The physical AI models market map: Behind the arms race to control robot intelligence
The robotics sector raised a record $40.7B in 2025 — up 74% YoY and 9% of all venture funding — making it a funding leader alongside AI software. Physical AI is driving this progress, enabling robots to operate in the … The post The physical AI models market map: Behind the arms race to control robot intelligence appeared first on CB Insights Research .

In 2025, the robotics sector experienced a significant surge in funding, raising a record $40.7 billion—an impressive 74% year-over-year (YoY) increase, which equates to 9% of all venture funding. This growth propelled the sector into the spotlight alongside AI software, marking a new era of innovation in physical AI. Physical AI, the backbone of this progress, enables robots to operate in the physical world and learn from real-world data rather than relying on pre-programmed rules. The race to control robot intelligence is now heating up, with companies vying for dominance in the physical AI models market.
The foundation of this arms race lies in building foundation models for robots to learn across a wide range of tasks. Unlike language models trained on text, physical AI models require extensive real-world robot data to function effectively. This need for data creates an early window for companies to establish a foothold in the market and secure a competitive advantage.
To better understand the landscape, CB Insights Research has created a comprehensive market map that identifies over 70 companies across 10 physical AI model categories. These companies have been organized into distinct groups based on their focus areas, providing valuable insights into the current state of the industry.

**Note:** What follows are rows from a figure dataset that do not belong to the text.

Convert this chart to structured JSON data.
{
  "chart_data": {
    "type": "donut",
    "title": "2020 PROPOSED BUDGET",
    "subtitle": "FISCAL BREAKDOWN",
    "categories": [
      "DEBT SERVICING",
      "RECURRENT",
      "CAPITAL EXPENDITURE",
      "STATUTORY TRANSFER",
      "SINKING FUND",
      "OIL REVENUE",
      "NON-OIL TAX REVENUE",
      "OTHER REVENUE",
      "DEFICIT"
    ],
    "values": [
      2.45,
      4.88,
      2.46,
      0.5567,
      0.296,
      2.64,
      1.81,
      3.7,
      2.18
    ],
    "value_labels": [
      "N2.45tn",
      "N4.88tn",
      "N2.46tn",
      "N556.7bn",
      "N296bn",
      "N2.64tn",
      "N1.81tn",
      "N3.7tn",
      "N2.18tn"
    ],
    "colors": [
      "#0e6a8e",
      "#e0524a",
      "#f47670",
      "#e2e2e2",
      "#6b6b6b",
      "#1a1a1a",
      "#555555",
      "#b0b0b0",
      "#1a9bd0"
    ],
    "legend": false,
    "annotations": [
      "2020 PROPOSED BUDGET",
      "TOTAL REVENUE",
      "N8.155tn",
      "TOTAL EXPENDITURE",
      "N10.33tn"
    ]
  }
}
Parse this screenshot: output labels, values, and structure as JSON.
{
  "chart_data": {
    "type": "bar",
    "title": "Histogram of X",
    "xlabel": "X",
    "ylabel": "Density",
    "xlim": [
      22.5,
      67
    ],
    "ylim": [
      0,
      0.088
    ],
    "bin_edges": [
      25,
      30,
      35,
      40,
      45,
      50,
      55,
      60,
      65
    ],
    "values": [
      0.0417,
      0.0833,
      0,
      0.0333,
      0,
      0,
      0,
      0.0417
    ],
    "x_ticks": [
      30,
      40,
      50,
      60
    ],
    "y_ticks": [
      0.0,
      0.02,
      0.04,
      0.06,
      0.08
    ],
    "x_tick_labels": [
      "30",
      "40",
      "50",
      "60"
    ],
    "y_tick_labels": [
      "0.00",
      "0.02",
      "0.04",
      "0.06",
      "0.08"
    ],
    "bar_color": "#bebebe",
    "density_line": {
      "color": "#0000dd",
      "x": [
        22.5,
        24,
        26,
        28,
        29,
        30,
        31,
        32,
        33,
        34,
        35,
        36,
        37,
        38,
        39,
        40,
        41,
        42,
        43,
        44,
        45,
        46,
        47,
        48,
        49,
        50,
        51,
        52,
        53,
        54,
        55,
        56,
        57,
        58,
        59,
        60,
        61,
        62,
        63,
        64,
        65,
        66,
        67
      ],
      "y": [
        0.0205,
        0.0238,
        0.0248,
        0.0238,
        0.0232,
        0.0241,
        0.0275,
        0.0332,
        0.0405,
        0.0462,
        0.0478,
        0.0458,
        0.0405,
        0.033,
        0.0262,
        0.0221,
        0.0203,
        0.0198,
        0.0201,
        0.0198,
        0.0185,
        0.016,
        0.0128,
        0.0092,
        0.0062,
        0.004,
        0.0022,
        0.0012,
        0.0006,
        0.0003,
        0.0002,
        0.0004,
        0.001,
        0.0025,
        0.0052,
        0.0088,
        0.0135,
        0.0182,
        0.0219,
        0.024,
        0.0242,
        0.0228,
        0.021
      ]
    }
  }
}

One of the key groups is "Data & Simulation," which includes companies specializing in synthetic data generation, real-world robot demonstrations, and simulation platforms. These platforms allow robots to learn in virtual environments, enabling them to adapt to real-world scenarios more effectively. By generating synthetic data, these companies help reduce the time and cost required for training robots, accelerating the development of physical AI systems.
Another significant group is "Model Approaches," which focuses on core AI architectures that enable robots to understand their environment, generate actions, and predict outcomes. These architectures are crucial for enabling robots to make informed decisions and adapt to changing conditions. Companies in this group are working on developing vision language models (VLMs) that allow robots to interpret visual information, vision language action models (VLAs) that generate appropriate actions, and world models that predict the consequences of these actions.
The "Foundation Models" group represents pre-trained robot intelligence that combines various model architectures for general manipulation, autonomous driving, and multi-robot coordination. These models serve as a starting point for robots to learn and adapt to new tasks, significantly reducing the time and resources needed for training. The development of foundation models is a critical area of focus, as they hold the potential to revolutionize the way robots interact with the physical world.
The "Observability" group consists of platforms that monitor deployed robots and feed real-world data back into training to improve performance. This continuous learning loop is essential for enhancing the capabilities of physical AI systems and ensuring they can adapt to new challenges. By leveraging real-world data, these platforms help companies refine their robots' decision-making processes and optimize their performance.
CB Insights customers can explore these companies through a dedicated platform, sorted by their Mosaic health score. The Mosaic score is a predictive metric that evaluates the health and success likelihood of private companies. In markets with five or fewer companies, all companies were included to provide a comprehensive view of the space. It is important to note that this market map is not exhaustive, as the physical AI models market is rapidly evolving, and new players are likely to emerge.
One of the key takeaways from this market map is the critical role of proprietary training data in the success of physical AI models. Companies that can generate and leverage high-quality, real-world data are well-positioned to lead the market. Additionally, the ability to adapt and refine models based on continuous learning and feedback is becoming increasingly important.
In conclusion, the physical AI models market is experiencing a dynamic transformation, driven by the need for robots to operate in the physical world and learn from real-world data. The arms race to control robot intelligence is intensifying, with companies vying for dominance in various categories. As the industry continues to evolve, the focus on data, model architectures, and continuous learning will be crucial in shaping the future of physical AI and robotics.